Of course, Congress itself has chosen to exempt District of Columbia employees from certain Federal conflict of interest restrictions. For example, District of Columbia employees are covered by 18 U.S.C. § 207(a), but not section 207(b) 207(c), 207(d), 207(e), or 207(f). See OGE 97 x 9. Congress also has adjusted certain conflict of interest restrictions so that they apply somewhat differently with respect to employees of the Federal Government and employees of the District of Columbia. E.g., 18 U.S.C. § 203(a),(b); 18 U.S.C. § 205(a),(b); 18 U.S.C. § 207(a)(3).

If you have specific questions about the applicability of any particular conflict of interest statute to employees of the District of Columbia, we recommend that you contact the ethics counselor in the employing agency or the District of Columbia Board of Elections and Ethics.

Sincerely,

Stephen D. Potts
Director


1 Your letter requests that OGE issue a "formal" opinion. Although OGE does have the authority to issue formal advisory opinions, we have considered the criteria set forth in subpart C of 5 C.F.R. part 2638 and have determined that a formal opinion is not appropriate in this case.

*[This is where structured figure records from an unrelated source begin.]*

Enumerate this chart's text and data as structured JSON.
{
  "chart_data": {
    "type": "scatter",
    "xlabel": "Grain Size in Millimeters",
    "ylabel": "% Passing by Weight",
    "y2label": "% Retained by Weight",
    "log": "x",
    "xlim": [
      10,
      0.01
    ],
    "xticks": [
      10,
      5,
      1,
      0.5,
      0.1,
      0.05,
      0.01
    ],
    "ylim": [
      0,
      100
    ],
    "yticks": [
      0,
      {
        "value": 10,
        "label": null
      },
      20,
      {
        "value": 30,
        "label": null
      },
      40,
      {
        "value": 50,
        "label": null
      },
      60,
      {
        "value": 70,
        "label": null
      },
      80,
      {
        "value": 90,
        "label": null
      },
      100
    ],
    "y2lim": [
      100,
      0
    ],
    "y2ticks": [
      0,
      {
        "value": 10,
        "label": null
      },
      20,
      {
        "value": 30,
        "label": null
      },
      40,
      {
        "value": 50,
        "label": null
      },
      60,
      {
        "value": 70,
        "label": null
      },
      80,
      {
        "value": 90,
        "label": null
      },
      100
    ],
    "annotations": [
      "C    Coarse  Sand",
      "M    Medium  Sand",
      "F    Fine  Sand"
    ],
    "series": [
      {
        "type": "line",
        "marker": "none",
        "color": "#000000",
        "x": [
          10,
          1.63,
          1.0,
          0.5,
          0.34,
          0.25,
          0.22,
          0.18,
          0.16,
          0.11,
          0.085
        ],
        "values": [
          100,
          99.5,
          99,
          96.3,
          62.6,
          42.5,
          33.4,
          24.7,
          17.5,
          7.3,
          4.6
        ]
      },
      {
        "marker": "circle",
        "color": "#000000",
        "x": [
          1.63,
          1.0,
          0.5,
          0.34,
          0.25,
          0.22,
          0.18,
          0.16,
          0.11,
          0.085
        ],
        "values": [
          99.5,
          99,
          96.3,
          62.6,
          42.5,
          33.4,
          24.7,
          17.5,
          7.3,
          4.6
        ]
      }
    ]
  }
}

2 The case cited in your letter, AFGE v. Barry, 459 A.2d 1045 (1983), does not address the application of the criminal conflict of interest statutes. The case pertains only to the authority of the District of Columbia Council, under the Home Rule Act, to establish a local "'personnel'" system, in place of "' all or a part of the Federal Civil Service System.'" Id. at 1048 (quoting D.C. Code § 1-242(3)). The case and the underlying legislation cite several examples of personnel subjects, all of which appear to be related to personnel administration and employee benefits, rather than criminal enforcement: appointments, promotions, discipline, separations, pay, unemployment compensation, health, disability and death benefits, leave, retirement, insurance, veterans' preference, etc. Id.; see generally Thomas v. Barry, 729 F.2d 1469 (D.C. Cir. 1984)(background of administrative concerns leading to Home Rule Act personnel provisions). The case does note that the Council has passed a provision dealing with conflicts of interest, but this provision is quite general and does not indicate any criminal penalties. See D.C. Code § 1-619.2. Although the Federal conflict of interest statutes pertain to the conduct of Government personnel, those statutes define Federal crimes and specify criminal penalties, not mere incidents of the civil service system or conditions of employment. It is no accident that the conflict of interest statutes are codified in Title 18, the Federal criminal code, rather than Title 5, which generally contains the types of civil service provisions addressed in AFGE v. Barry and the Home Rule Act.